Tandis que l’histoire se déroule, Haman, le premier ministre
d’Ahasuerus, complote afin d’obtenir du roi qu’il massacre
tous les juifs, sans savoir qu’Esther est en réalité une
juive. Dans l’histoire, Esther, en compagnie de son cousin
Mordechaï [Mardochée], sauve la mise à son peuple. Au péril de
sa propre vie, Esther avertit en effet Ahasuerus du complot
anti-juif ourdi par Haman. Haman et son fils sont pendus à la
potence de cinquante places qu’il avait originellement fait ériger
à l’intention du cousin d’Esther, Mordechaï. Et, comme de
juste, voilà notre Mordechaï qui prend la place d’Haman et
devient le nouveau premier ministre… L’édit proclamé par
Ahasuerus décrétant l’élimination des juifs ne peut être
invalidé ; aussi Mordechaï édicte-t-il un autre décret,
permettant aux juifs de s’armer et de tuer leurs ennemis –, ce
dont ils s’acquittent avec joie et entrain.
La
morale de cette histoire
est très claire : si les juifs veulent survivre, ils ont intérêt
à se trouver des infiltrés dans les arcanes du pouvoir. Dès
lors qu’on a Esther, Mordechaï et Pourim présents à
l’esprit, l’Aipac et la notion de « pouvoir juif »

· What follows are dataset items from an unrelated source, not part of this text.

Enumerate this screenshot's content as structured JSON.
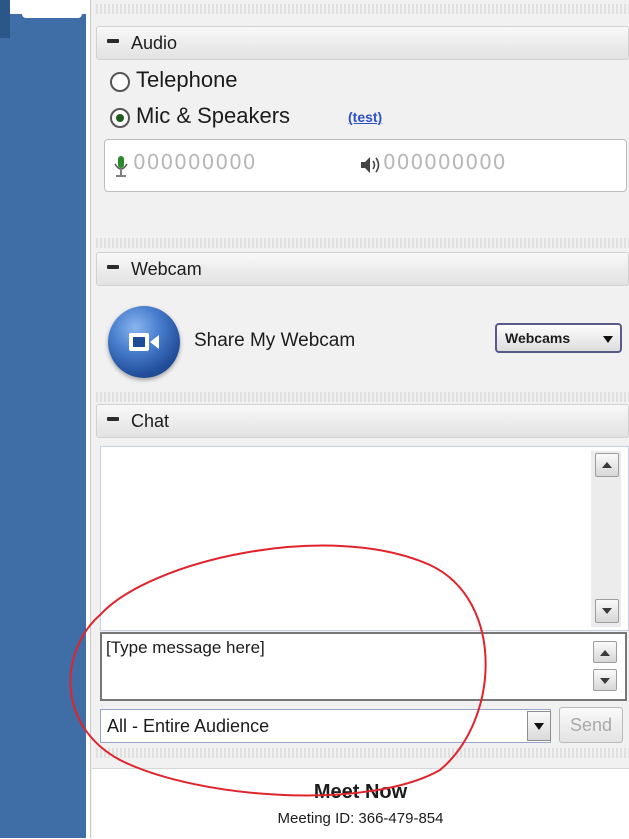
{
  "audio": {
    "title": "Audio",
    "options": [
      {
        "label": "Telephone",
        "selected": false
      },
      {
        "label": "Mic & Speakers",
        "selected": true
      }
    ],
    "test_link": "(test)",
    "mic_level_text": "000000000",
    "speaker_level_text": "000000000"
  },
  "webcam": {
    "title": "Webcam",
    "share_label": "Share My Webcam",
    "dropdown_label": "Webcams"
  },
  "chat": {
    "title": "Chat",
    "message_placeholder": "[Type message here]",
    "audience_value": "All - Entire Audience",
    "send_label": "Send"
  },
  "footer": {
    "title": "Meet Now",
    "meeting_id_text": "Meeting ID: 366-479-854"
  },
  "colors": {
    "left_bar": "#3f6ea6",
    "annotation_circle": "#e0242c",
    "link": "#2d52c8"
  }
}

semblent bien être l’incarnation d’une profonde idéologie
culturelle et biblique.
Toutefois,
c’est ici que se produit un renversement intéressant. Bien que
cette histoire soit présentée comme un récit historique, la véridicité
historique du Livre d’Esther est très largement remise en cause
par la plupart des biblistes contemporains. C’est dans une très
large mesure l’absence de corroboration claire de l’un
quelconque des détails de l’histoire relatée dans le Livre
d’Esther par ce que l’on connaît de l’Histoire de la Perse
à partir des sources classiques qui a conduit beaucoup de spécialistes
à la conclusion que ce récit est en très grande partie (sinon
totalement) fictionnel.
Autrement
dit ; bien que la morale soit claire, le génocide prétendument
envisagé est fictif. Apparemment, le Livre d’Esther installe
ses adeptes dans un Syndrome de Stress Pré-Traumatique collectif ;
d’une destruction imaginaire, il fait une idéologie de la
survie. Et, de fait, d’aucuns voient dans cette histoire une allégorie
de juifs parfaitement assimilés, qui découvrent qu’ils sont en
butte à l’antisémitisme, mais qui sont aussi en position de
sauver leur peau, ainsi que celle de leurs coreligionnaires juifs.
Il
peut être éclairant de conserver Bowman à l’esprit, en
l’occurrence. Le Livre d’Esther a pour finalité de former
l’identité exilique. Il sert à implanter le stress existentiel ;
il introduit la religion de l’Holocauste ; il réunit les
conditions qui feront de l’Holocauste une réalité.
De
manière très intéressante, le Livre d’Esther (dans sa version
hébraïque) est un des deux seuls livres de la Bible qui ne
mentionnent jamais Dieu directement (l’autre étant le Cantique
des Cantiques). Dans le Livre d’Esther, ce sont les juifs qui
croient en eux-mêmes, en leur propre pouvoir, en leur caractère
unique, en leur sophistication, en leur propre aptitude à
conspirer, à leur habileté à prendre le contrôle de royaumes
entiers, à leur capacité à sauver leur peau par eux-mêmes.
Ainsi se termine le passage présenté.